Multi-Metric Based Autoscaling#

AIBrix supports multi-metric autoscaling, allowing users to define multiple scaling metrics within a single PodAutoscaler resource. This is especially useful for LLM-serving workloads where a single metric (e.g., GPU cache usage) may not fully capture system pressure—combining it with queue-based metrics (e.g., number of waiting requests) enables more robust and responsive scaling decisions.

How It Works#

When multiple metrics are specified under spec.metricsSources, the autoscaler evaluates all metrics independently.
The final desired replica count is determined by the metric that demands the highest number of replicas (i.e., the “max” strategy).

Configuration Example#

The following PodAutoscaler uses two metrics simultaneously with APA strategy:

apiVersion: autoscaling.aibrix.ai/v1alpha1
kind: PodAutoscaler
metadata:
  name: deepseek-r1-mock-llama2-7b-multi-metrics
  namespace: default
  labels:
    app.kubernetes.io/name: aibrix
    app.kubernetes.io/managed-by: kustomize
  annotations:
    autoscaling.aibrix.ai/up-fluctuation-tolerance: '0.1'
    autoscaling.aibrix.ai/down-fluctuation-tolerance: '0.2'
    apa.autoscaling.aibrix.ai/window: 30s
spec:
  scalingStrategy: APA
  minReplicas: 1
  maxReplicas: 3
  metricsSources:
    - metricSourceType: pod
      protocolType: http
      port: '8000'
      path: metrics
      targetMetric: gpu_cache_usage_perc
      targetValue: '0.5'
    - metricSourceType: pod
      protocolType: http
      port: '8000'
      path: metrics
      targetMetric: num_requests_waiting
      targetValue: '100'
  scaleTargetRef:
    apiVersion: apps/v1
    kind: Deployment
    name: mock-llama2-7b

Check autoscaling logs#

Pod Autoscaler Logs#

Pod autoscaler is part of aibrix controller manager which plays the role of collecting the metrics from each pod. You can check its logs in this way.

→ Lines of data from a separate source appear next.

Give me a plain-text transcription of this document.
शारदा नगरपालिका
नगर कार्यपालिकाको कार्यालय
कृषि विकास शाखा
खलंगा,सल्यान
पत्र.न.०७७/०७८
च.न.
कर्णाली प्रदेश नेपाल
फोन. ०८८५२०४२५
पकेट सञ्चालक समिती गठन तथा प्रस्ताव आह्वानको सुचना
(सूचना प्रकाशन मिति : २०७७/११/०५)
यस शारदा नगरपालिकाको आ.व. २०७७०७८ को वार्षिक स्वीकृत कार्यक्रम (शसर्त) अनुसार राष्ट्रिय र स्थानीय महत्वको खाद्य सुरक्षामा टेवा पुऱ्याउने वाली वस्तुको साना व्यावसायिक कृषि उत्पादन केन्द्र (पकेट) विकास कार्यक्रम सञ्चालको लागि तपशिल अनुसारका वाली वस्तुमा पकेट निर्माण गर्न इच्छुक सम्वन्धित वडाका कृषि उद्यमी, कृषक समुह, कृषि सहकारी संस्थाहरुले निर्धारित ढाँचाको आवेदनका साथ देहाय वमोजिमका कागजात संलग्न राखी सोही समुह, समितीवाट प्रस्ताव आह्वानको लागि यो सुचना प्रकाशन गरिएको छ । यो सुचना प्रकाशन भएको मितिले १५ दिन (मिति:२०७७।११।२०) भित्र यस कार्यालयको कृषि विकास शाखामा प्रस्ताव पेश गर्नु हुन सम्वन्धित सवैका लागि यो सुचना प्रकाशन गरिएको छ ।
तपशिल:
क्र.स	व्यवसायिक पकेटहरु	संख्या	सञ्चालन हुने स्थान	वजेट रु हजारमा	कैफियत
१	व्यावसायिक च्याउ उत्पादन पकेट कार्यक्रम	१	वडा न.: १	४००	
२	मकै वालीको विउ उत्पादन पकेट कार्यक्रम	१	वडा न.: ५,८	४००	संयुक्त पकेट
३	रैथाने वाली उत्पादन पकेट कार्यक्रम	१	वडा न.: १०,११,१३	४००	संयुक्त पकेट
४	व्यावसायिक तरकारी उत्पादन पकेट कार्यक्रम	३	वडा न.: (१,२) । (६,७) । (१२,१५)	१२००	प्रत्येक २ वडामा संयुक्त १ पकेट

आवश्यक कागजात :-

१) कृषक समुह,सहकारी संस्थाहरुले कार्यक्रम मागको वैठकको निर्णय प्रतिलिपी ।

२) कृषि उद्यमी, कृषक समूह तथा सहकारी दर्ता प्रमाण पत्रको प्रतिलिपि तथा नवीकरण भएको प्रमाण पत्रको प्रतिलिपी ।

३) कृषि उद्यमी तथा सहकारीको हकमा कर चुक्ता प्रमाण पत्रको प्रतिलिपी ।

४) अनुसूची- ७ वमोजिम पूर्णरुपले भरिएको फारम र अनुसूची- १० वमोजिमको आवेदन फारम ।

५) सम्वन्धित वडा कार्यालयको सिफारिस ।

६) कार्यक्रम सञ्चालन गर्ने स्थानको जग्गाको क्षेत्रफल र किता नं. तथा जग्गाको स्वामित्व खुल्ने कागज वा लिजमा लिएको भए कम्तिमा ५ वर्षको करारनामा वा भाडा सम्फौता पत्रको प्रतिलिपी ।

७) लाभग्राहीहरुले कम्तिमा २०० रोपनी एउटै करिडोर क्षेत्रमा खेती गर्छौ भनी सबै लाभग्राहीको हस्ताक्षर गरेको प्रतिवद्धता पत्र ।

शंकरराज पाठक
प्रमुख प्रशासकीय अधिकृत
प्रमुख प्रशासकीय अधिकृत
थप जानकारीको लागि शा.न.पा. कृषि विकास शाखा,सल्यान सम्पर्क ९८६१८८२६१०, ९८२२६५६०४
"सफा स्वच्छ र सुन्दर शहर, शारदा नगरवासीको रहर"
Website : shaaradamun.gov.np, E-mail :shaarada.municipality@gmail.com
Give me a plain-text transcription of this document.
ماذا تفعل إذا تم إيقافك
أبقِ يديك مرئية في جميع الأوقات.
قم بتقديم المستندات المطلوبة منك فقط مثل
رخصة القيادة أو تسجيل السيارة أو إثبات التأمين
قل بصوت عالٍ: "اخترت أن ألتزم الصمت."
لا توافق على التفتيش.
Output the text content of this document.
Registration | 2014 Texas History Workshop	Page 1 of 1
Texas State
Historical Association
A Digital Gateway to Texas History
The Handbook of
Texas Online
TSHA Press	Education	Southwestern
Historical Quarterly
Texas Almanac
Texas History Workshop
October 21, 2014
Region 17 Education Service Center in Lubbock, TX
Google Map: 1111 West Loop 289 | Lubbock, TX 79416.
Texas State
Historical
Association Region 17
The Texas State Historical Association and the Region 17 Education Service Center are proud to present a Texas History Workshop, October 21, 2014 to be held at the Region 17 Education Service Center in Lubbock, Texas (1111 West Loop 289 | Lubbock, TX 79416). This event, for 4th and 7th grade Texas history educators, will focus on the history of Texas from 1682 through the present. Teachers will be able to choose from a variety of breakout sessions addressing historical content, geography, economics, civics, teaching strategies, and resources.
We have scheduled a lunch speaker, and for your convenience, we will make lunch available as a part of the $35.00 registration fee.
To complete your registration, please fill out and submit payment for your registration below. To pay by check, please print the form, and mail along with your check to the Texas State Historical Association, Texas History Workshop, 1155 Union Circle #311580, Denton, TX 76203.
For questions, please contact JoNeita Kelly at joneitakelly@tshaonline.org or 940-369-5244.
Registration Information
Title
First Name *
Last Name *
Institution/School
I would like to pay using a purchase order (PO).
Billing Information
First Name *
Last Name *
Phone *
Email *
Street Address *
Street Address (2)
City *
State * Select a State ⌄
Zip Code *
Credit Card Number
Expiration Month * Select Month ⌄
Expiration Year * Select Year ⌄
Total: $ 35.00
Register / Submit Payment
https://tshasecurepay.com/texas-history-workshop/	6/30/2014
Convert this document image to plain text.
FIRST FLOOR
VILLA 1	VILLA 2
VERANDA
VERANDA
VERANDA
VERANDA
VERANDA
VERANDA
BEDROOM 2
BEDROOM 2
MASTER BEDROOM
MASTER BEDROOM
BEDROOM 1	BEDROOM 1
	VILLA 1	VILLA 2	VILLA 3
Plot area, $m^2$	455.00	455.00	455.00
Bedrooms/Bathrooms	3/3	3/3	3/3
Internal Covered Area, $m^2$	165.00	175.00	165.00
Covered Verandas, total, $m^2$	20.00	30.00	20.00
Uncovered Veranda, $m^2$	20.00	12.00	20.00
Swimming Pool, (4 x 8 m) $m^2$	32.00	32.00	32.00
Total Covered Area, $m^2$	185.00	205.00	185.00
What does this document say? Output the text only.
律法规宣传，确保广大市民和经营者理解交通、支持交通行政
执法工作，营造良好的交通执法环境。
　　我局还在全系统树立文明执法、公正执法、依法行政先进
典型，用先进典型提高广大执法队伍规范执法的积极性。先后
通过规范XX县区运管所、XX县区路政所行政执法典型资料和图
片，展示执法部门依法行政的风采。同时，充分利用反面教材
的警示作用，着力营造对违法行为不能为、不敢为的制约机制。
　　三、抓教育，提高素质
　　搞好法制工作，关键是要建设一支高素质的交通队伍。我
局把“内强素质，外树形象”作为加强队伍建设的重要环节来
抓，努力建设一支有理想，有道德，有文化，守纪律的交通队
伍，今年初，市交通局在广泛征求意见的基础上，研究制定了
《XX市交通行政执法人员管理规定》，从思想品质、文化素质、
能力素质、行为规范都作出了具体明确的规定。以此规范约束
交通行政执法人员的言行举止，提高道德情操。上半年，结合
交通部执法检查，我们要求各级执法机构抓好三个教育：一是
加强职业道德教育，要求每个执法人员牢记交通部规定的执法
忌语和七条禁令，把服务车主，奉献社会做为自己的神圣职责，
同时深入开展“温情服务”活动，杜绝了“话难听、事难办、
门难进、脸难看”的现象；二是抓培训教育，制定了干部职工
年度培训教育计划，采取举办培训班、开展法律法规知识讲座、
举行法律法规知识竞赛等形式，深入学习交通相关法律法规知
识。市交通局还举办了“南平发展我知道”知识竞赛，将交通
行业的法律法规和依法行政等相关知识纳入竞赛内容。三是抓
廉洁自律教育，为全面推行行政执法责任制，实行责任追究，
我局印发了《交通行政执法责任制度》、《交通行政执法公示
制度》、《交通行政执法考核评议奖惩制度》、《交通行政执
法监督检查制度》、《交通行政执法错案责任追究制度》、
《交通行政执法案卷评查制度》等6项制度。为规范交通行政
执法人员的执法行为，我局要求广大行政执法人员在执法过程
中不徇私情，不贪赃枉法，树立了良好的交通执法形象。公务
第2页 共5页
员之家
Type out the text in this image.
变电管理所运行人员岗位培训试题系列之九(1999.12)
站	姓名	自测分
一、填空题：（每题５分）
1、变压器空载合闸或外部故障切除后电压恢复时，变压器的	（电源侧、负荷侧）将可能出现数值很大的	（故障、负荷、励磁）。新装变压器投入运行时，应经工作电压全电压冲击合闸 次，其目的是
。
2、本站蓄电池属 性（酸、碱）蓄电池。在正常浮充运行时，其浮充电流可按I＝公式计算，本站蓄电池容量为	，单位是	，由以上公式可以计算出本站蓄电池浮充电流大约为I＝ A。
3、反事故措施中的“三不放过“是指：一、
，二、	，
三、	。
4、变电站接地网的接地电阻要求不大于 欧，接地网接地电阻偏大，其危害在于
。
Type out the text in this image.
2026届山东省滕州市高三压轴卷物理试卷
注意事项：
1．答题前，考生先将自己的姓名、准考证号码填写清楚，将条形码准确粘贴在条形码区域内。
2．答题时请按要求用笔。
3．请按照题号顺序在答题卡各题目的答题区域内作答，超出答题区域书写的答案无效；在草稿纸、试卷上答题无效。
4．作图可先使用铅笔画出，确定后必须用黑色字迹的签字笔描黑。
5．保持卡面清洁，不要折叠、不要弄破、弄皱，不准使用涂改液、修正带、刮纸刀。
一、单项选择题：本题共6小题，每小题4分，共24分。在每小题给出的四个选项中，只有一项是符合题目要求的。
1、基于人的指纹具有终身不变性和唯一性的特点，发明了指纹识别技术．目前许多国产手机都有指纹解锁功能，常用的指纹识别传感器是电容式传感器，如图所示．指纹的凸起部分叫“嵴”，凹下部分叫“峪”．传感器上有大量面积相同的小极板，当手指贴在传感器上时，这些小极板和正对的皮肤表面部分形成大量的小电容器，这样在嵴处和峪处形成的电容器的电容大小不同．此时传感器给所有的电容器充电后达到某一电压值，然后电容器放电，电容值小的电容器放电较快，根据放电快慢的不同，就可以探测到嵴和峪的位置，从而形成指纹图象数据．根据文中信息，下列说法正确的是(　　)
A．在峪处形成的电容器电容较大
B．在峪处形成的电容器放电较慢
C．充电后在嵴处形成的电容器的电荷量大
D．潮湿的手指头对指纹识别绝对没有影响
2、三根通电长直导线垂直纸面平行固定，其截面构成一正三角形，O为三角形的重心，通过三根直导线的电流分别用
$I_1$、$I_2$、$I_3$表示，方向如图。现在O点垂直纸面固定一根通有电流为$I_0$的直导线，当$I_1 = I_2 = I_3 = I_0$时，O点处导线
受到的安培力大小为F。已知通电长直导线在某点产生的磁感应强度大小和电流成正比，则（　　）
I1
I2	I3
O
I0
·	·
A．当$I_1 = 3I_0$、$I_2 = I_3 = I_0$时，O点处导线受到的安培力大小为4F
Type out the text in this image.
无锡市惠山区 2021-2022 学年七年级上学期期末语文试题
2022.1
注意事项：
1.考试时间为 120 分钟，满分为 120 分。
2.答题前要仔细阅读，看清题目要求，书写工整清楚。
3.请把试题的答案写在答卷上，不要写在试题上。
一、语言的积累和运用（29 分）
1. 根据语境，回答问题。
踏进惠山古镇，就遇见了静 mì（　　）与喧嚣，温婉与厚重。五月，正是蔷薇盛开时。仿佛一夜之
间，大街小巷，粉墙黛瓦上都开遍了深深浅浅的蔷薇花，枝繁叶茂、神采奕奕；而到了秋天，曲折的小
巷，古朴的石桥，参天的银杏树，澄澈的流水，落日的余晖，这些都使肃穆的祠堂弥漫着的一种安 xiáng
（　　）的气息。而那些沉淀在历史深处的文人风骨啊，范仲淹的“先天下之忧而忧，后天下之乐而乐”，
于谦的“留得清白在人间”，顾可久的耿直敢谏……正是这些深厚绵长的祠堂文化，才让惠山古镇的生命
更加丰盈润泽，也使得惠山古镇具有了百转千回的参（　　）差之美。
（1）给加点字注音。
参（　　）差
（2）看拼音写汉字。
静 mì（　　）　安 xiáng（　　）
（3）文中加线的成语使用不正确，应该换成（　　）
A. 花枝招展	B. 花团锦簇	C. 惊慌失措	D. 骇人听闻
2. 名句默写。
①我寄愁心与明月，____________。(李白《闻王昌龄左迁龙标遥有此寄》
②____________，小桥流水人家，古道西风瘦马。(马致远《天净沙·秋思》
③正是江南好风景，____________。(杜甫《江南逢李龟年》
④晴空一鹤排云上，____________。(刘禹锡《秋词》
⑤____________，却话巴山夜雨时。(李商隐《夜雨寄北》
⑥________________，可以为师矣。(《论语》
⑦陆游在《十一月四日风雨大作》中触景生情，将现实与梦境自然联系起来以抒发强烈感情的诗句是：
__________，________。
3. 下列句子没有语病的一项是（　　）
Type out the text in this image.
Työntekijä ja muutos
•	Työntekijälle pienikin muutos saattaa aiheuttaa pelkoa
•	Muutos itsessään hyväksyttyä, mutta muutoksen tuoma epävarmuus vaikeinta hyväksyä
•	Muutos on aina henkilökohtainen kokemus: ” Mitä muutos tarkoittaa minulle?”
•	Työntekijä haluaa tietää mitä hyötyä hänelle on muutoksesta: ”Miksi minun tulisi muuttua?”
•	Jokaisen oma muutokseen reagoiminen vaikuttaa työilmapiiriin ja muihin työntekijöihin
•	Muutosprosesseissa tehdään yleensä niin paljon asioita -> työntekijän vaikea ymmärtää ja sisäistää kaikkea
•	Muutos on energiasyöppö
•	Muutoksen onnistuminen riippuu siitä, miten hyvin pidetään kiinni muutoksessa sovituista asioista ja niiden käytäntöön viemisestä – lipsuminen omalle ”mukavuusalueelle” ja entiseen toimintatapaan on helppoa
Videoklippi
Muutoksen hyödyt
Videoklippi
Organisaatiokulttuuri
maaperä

kubectl logs <aibrix-controller-manager-podname> -n aibrix-system -f

Expected log output. You can see the current metric is gpu_cache_usage_perc. You can check each pod’s current metric value.

Custom Resource Status#

To describe the PodAutoscaler custom resource, you can run

kubectl describe podautoscaler <podautoscaler-name>

Example output is here, you can explore the scaling conditions and events for more details.

Preliminary experiments with different autoscalers#

Here we show the preliminary experiment results to show how different autoscaling mechanism and configuration for autoscaler affect the performance(latency) and cost(compute cost). In AiBrix, user can easily deploy different autoscaler by simply applying K8s yaml.

Set up
- Model: Deepseek 7B chatbot model
- GPU type: V100
- Max number of GPU: 8
Target metric and value
- Target metric: gpu_kv_cache_utilization
- Target value: 50%
Workload
- The overall RPS trend starts with low RPS and goes up relatively fast until T=500 to evaluate how different autoscaler and config reacts to the rapid load increase. After that, it goes down to low RPS quickly to evaluate scaling down behavior and goes up again slowly.
  
  Average RPS trend: 1 RPS -> 4 RPS -> 8 RPS -> 10 RPS -> 2 RPS -> 6 RPS
- RPS can be found in the second subfigure.
Performance
- HPA has the highest latency since its slow reaction. KPA is the most reactive with panic mode. APA was running with small delay window to save cost. It does save cost but ends up having higher latency than KPA when it scales down too aggressively from T=700 to T=1000.
Cost
- The fourth figure shows the relative accumulated compute cost over time. The accumulated cost is calculated by multiplying the time by unit cost (in this example, 1). The actual compute cost can be calculated by multiplying the actual cost per unit time.
- HPA is the most expensive due to the longer delay window for scaling down.
- APA is the most responsive and saves the cost most. You can see it fluctuating more than other two autoscalers.
- Note that scaling down window is not inherent feature of each autoscaling mechanism. It is configurable variable. We use the default value for HPA (300s).
Conclusion
- There is no one autoscaler that outperforms others for all metrics (latency, cost). In addition, the results might depend on the workloads. Infrastructure should provide easy way to configure whichever autoscaling mechanism they want and should be easily configurable since different users have different preference. For example, one might prefer cost over performance or vice versa.